The vice-chair of the Dawson Regional Planning Commission resigned last month, denouncing the Yukon government’s decision to permit prospective mineral staking in the area.
“It seemed to me that it was obvious the government wasn’t going to change the position on staking claims – it was just going ahead without consulting the commission,” Art Webster told the Star Tuesday.
The Dawson Regional Planning Commission was established in 2018 to develop a land use plan for 39,854 square kilometres in west-central Yukon.
Webster resigned from the commission in early September.
In his letter of resignation, the former NDP cabinet minister said he was initially enthusiastic about land planning in the Tr’ondëk Hwëchin First Nation’s traditional territory.
“I was eager to start a land planning process that would not be adversely affected by the speculative staking of mining claims as it had during the development of the Peel regional plan,” Webster wrote.
The ex-vice-chair said he was disappointed to learn in August that speculative staking would be permitted, parallel to the commission’s planning process.
“The staking of mineral claims during a land use planning exercise undermines the process, as new third party interests dictate future land use,” Webster wrote.
“From a Commission’s perspective, it handicaps our recommended plan’s ability to minimize actual and potential land use conflicts…”
Webster, a former Dawson mayor, told the Star that the Tr’ondëk Hwëchin First Nation has been advocating for a freeze to mineral staking.
The commission tried to facilitate a meeting between the First Nation and the Yukon government last March to discuss a withdrawal of land staking during the planning process.
The First Nation accepted the offer to participate, but the government did not.
Webster argues that this works against the spirit of the Umbrella Final Agreement, which dictates that land planning should be co-managed by First Nations and the territorial government.
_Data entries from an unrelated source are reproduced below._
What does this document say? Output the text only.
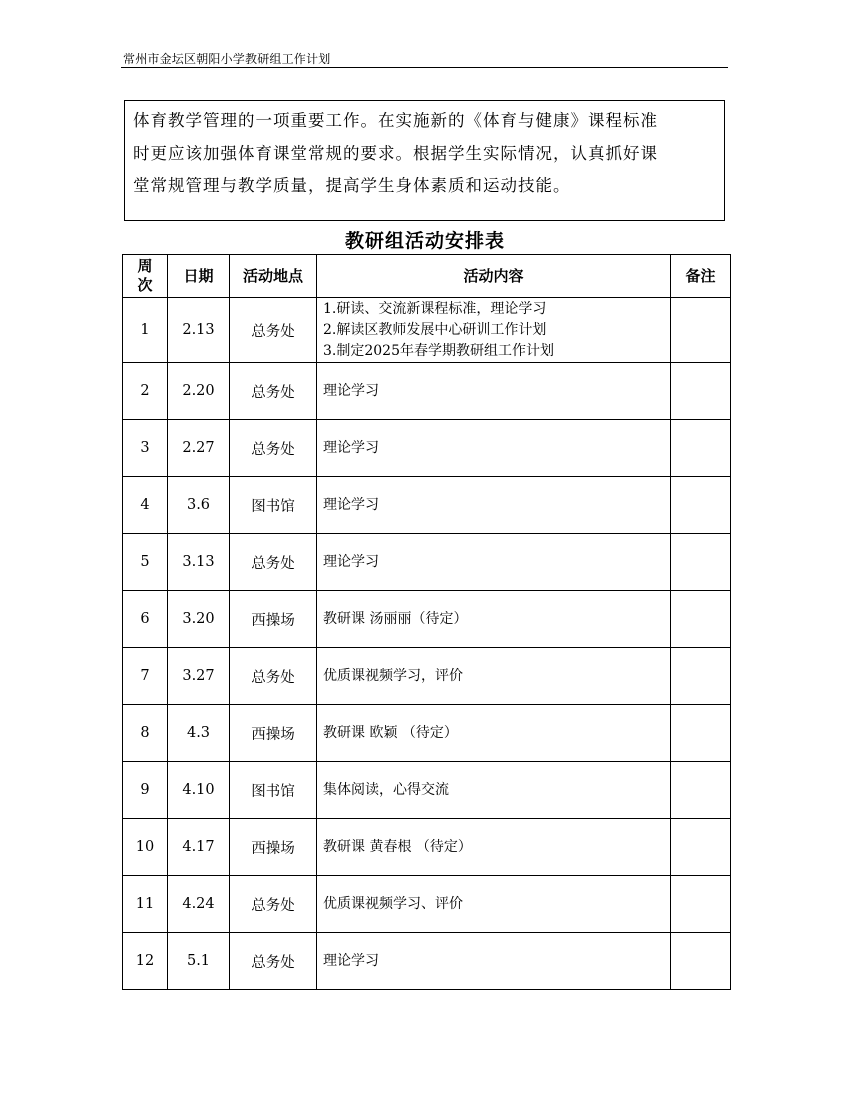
常州市金坛区朝阳小学教研组工作计划

体育教学管理的一项重要工作。在实施新的《体育与健康》课程标准

时更应该加强体育课堂常规的要求。根据学生实际情况，认真抓好课

堂常规管理与教学质量，提高学生身体素质和运动技能。

教研组活动安排表
周
次	日期	活动地点	活动内容	备注
1	2.13	总务处	1.研读、交流新课程标准，理论学习
2.解读区教师发展中心研训工作计划
3.制定2025年春学期教研组工作计划	

2	2.20	总务处	理论学习	

3	2.27	总务处	理论学习	

4	3.6	图书馆	理论学习	

5	3.13	总务处	理论学习	

6	3.20	西操场	教研课 汤丽丽（待定）	

7	3.27	总务处	优质课视频学习，评价	

8	4.3	西操场	教研课 欧颖 （待定）	

9	4.10	图书馆	集体阅读，心得交流	

10	4.17	西操场	教研课 黄春根 （待定）	

11	4.24	总务处	优质课视频学习、评价	

12	5.1	总务处	理论学习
“It doesn’t seem like there’s any co-management going on here – the Yukon government is making the decision that we definitely have a preference for mining,” Webster said.
When the Peel region was protected in 2017 after a lengthy Supreme Court of Canada battle, it left mineral stakers with claims in the region “high and dry,” Webster said.
“I am also disappointed that YG has not learned a valuable lesson from the Peel regional plan: a significant majority of Yukon people want specific areas of our territory free from industrial activity and accompanying road infrastructure,” Webster wrote in his resignation.
“They want development prohibited, and wilderness protected.”
The Peel region had placer claims for decades before the case went to the Supreme Court.
The Dawson region, comparatively, has very few claims. Webster explained that the Yukon government could avoid another situation like the Peel by halting staking now.
Liz Hanson, the NDP MLA for Whitehorse Centre, brought Webster’s resignation letter to the legislative assembly on Monday.
She questioned why the government is moving forward with land planning and staking claims in the same manner as happened in the Peel region.
“Yukoners do not want to be forced into another drawn-out and divisive court battle like the Peel, but by all accounts, this government is waiting for another court battle to save them from making a decision,” Hanson said.
Ranj Pillai, the minister of Energy, Mines and Resources, said he’s confident that agreements can be found if staked land falls under protection.
Pillai said he is currently working with those who have claims in the Peel region, and they’re looking at options to release the claims.
“They are working with us to look at different opportunities such as credits – not unlike what had happened in the Tombstone Park work,” Pillai said.
“So, we do believe that there are ways to relinquish that tenure as we move forward; that is the route we will take.”
Pillai told reporters that prospective staking doesn’t necessarily mean the land will be developed, and a balance must be struck between mineral staking and conservation.
“It’s because you’ve got really significant wildlife habitat … you have traditional areas of hunting and trapping that are extremely important to the Tr’ondëk Hwëchin,” Pillai said.
“On top of that, you have areas of mineralization and some of the most valuable mineralization in the entire country, and it’s all in the same place.”